If you've introduced new systems or technology, then it pays to invest in an extensive training program, and ensure that adequate support is available. This will help speed up workers' rate of learning.

It is also a good idea to create a project team, with a brief to identify and capture the benefits and improvements gained by workers learning quickly. This team can then make sure that these improvements become embedded in everyone's way of working.

This is also a great time to emphasize why continuous improvement is so important to a healthy organization. There's a limited amount of efficiency that you can gain from one new initiative. To keep moving forward, you need to look constantly for new ways of doing things.

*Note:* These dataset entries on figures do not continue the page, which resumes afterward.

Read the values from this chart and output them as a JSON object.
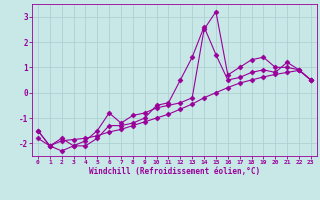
{
  "xlabel": "Windchill (Refroidissement éolien,°C)",
  "x": [
    0,
    1,
    2,
    3,
    4,
    5,
    6,
    7,
    8,
    9,
    10,
    11,
    12,
    13,
    14,
    15,
    16,
    17,
    18,
    19,
    20,
    21,
    22,
    23
  ],
  "line1": [
    -1.5,
    -2.1,
    -2.3,
    -2.1,
    -1.9,
    -1.5,
    -0.8,
    -1.2,
    -0.9,
    -0.8,
    -0.6,
    -0.5,
    -0.4,
    -0.2,
    2.5,
    3.2,
    0.7,
    1.0,
    1.3,
    1.4,
    1.0,
    1.0,
    0.9,
    0.5
  ],
  "line2": [
    -1.5,
    -2.1,
    -1.8,
    -2.1,
    -2.1,
    -1.8,
    -1.3,
    -1.3,
    -1.2,
    -1.0,
    -0.5,
    -0.4,
    0.5,
    1.4,
    2.6,
    1.5,
    0.5,
    0.6,
    0.8,
    0.9,
    0.8,
    1.2,
    0.9,
    0.5
  ],
  "line3": [
    -1.8,
    -2.1,
    -1.9,
    -1.85,
    -1.8,
    -1.7,
    -1.55,
    -1.45,
    -1.3,
    -1.15,
    -1.0,
    -0.85,
    -0.65,
    -0.45,
    -0.2,
    0.0,
    0.2,
    0.38,
    0.5,
    0.62,
    0.72,
    0.8,
    0.88,
    0.5
  ],
  "color": "#990099",
  "bg_color": "#c8e8e8",
  "grid_color": "#aacccc",
  "ylim": [
    -2.5,
    3.5
  ],
  "yticks": [
    -2,
    -1,
    0,
    1,
    2,
    3
  ],
  "xlim": [
    -0.5,
    23.5
  ],
  "xticks": [
    0,
    1,
    2,
    3,
    4,
    5,
    6,
    7,
    8,
    9,
    10,
    11,
    12,
    13,
    14,
    15,
    16,
    17,
    18,
    19,
    20,
    21,
    22,
    23
  ]
}
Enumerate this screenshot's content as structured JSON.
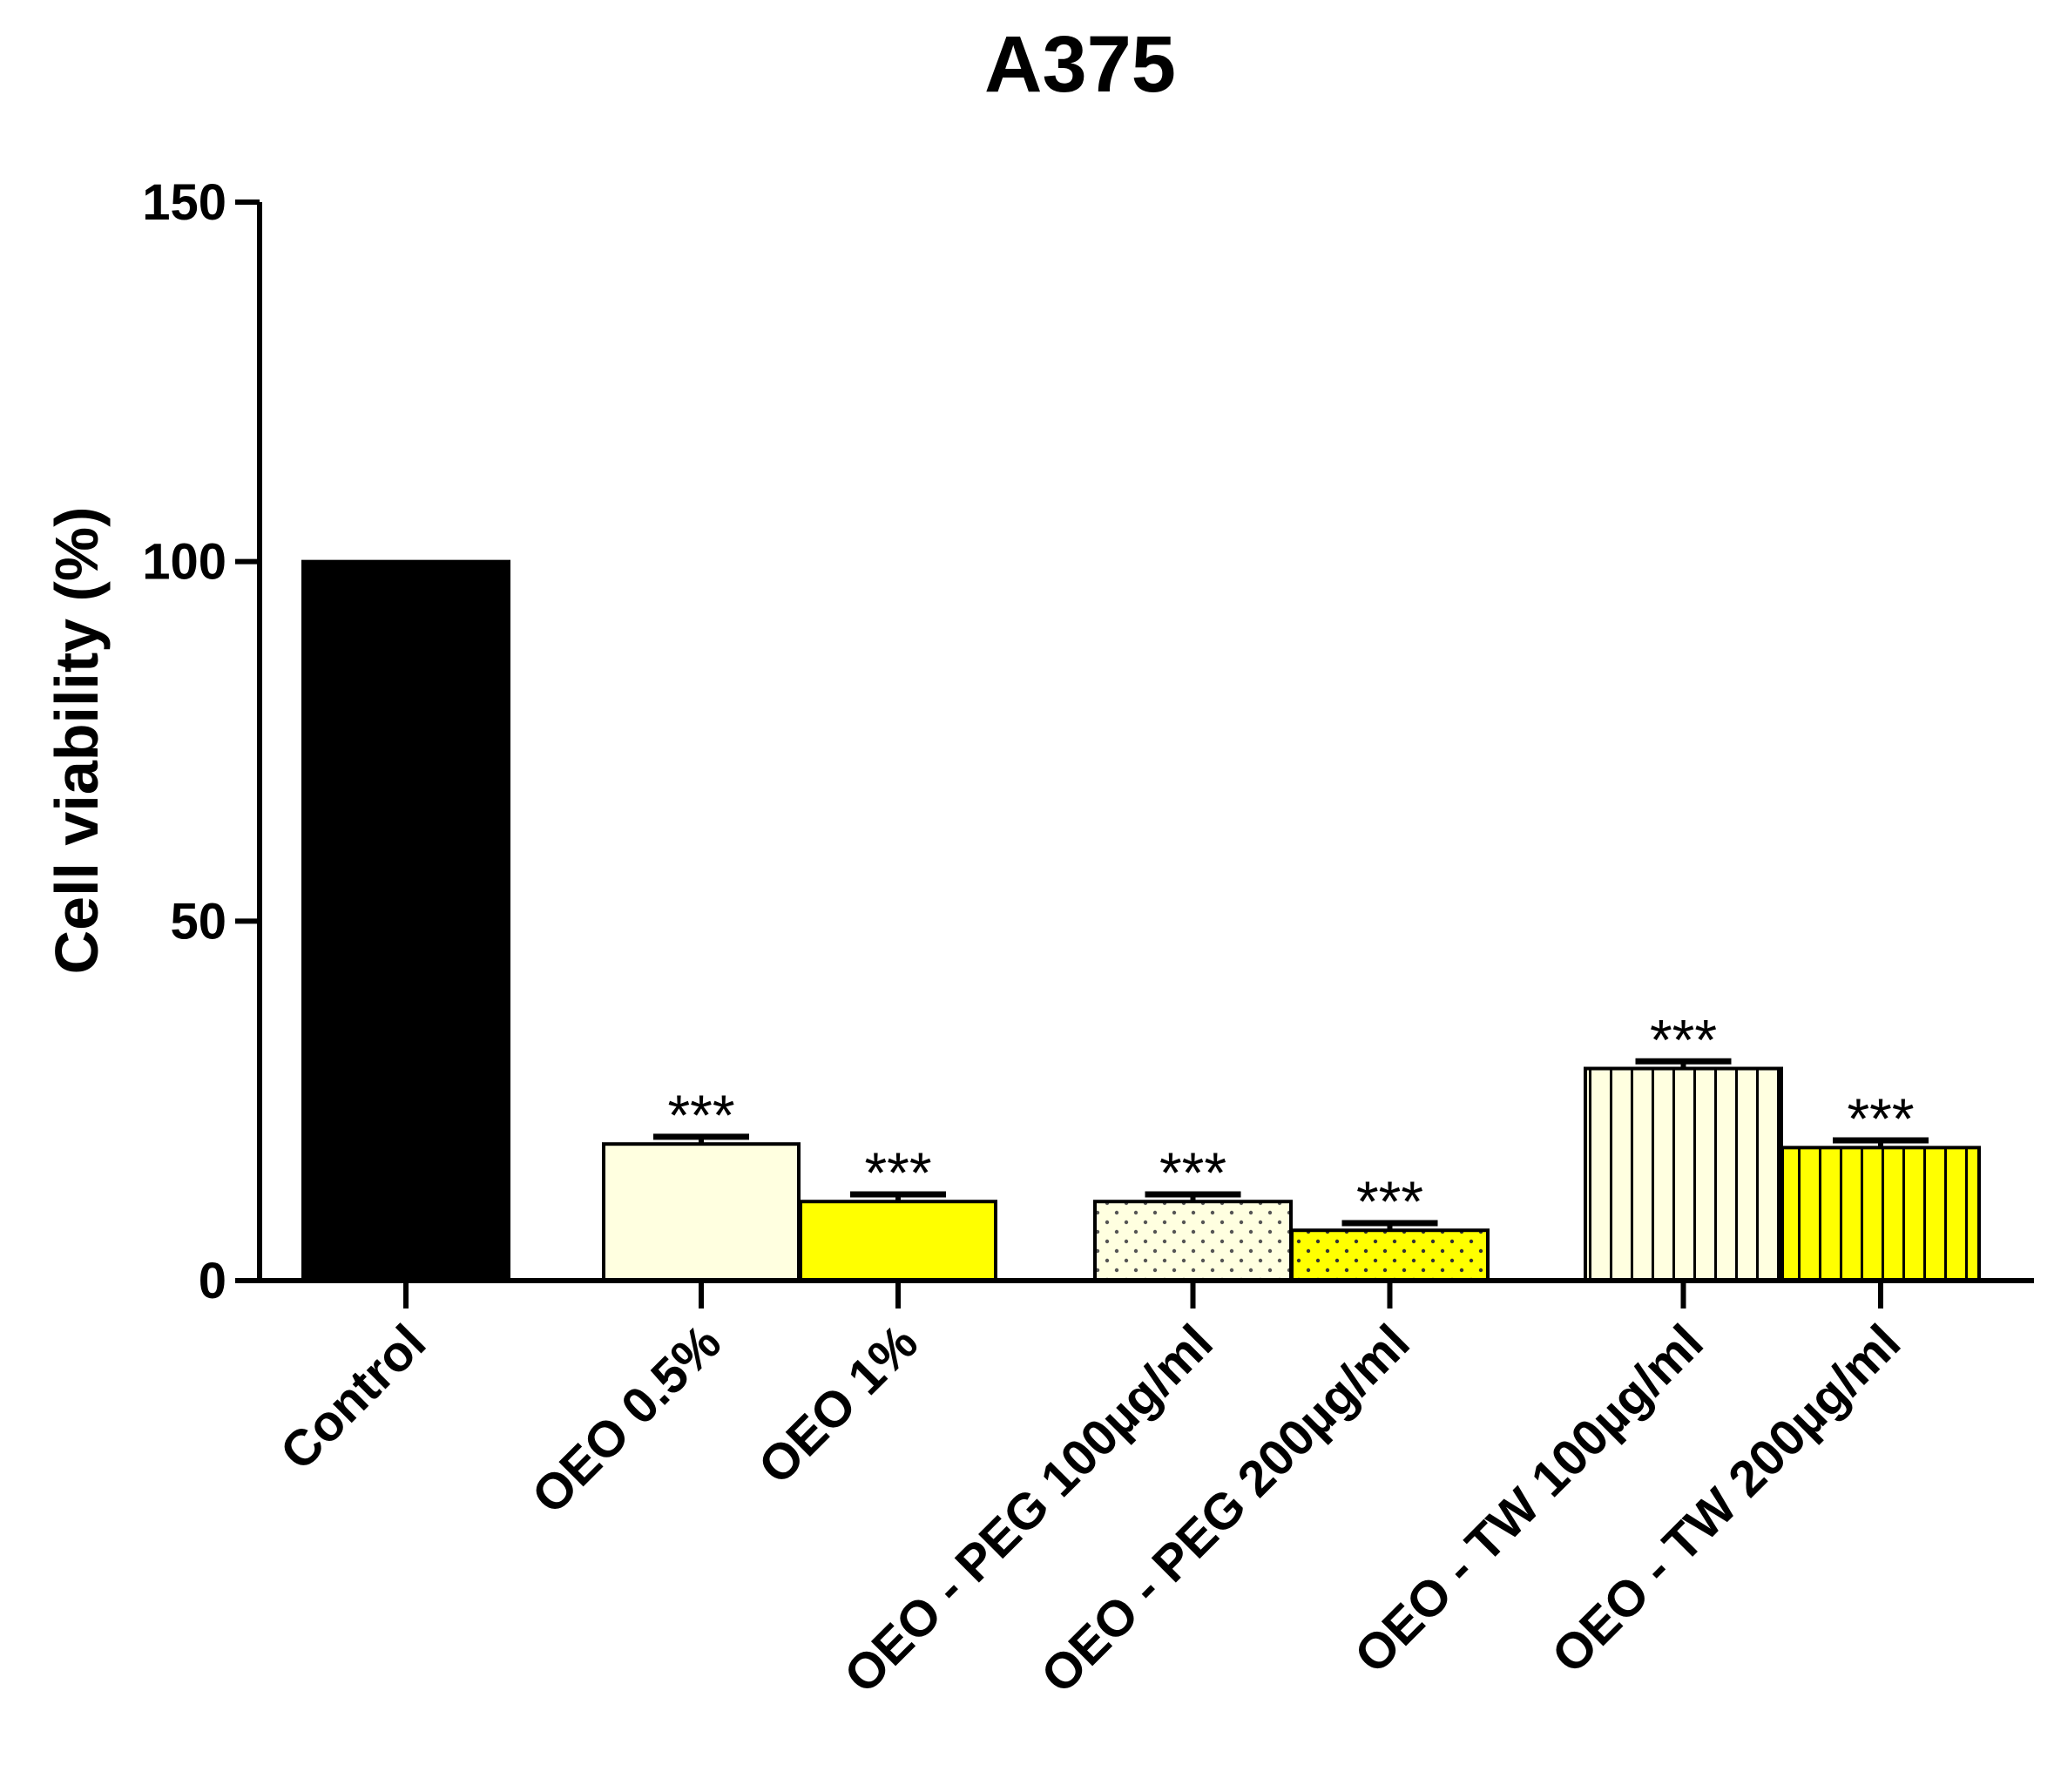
{
  "chart_data": {
    "type": "bar",
    "title": "A375",
    "xlabel": "",
    "ylabel": "Cell viability (%)",
    "ylim": [
      0,
      150
    ],
    "yticks": [
      0,
      50,
      100,
      150
    ],
    "categories": [
      "Control",
      "OEO 0.5%",
      "OEO 1%",
      "OEO - PEG 100µg/ml",
      "OEO - PEG 200µg/ml",
      "OEO - TW 100µg/ml",
      "OEO - TW 200µg/ml"
    ],
    "values": [
      100,
      19,
      11,
      11,
      7,
      29.5,
      18.5
    ],
    "errors": [
      0,
      1,
      1,
      1,
      1,
      1,
      1
    ],
    "significance": [
      "",
      "***",
      "***",
      "***",
      "***",
      "***",
      "***"
    ],
    "fills": [
      "#000000",
      "#ffffe0",
      "#ffff00",
      "#ffffe0",
      "#ffff00",
      "#ffffe0",
      "#ffff00"
    ],
    "patterns": [
      "solid",
      "solid",
      "solid",
      "dots",
      "dots",
      "vlines",
      "vlines"
    ],
    "grid": false,
    "legend": "none"
  }
}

Limitations of the Learning Curve

The learning curve idea assumes that taking less and less time to do something is always a good, and possible, outcome. Typical applications are manufacturing, construction, and document processing. Sometimes, however, the learning curve doesn't apply, especially if the following is true:

  • Production is irregular.
  • Production quantities are small.
  • Products are highly customized.

In situations like these, workers can't usually benefit as much from learning and experience. That's because each situation presents a new learning challenge, and people don't necessarily repeat the same tasks.

Another point to consider is the cost of investment. Before using the learning curve to justify implementing a change, make sure that your savings from faster learning will be higher than the cost of the investment. Doing something faster may be better – but only if there's a financial benefit associated with it.

Key Points

Learning curve theory is mainly about learning by doing. Mathematical models have shown that experience gained over time leads to improved performance, so costs may decrease as production progresses. This helps you gain a competitive advantage by finding ways to speed up the learning within your organization. To take advantage of these benefits, look for better processes – and implement those processes as soon as you can.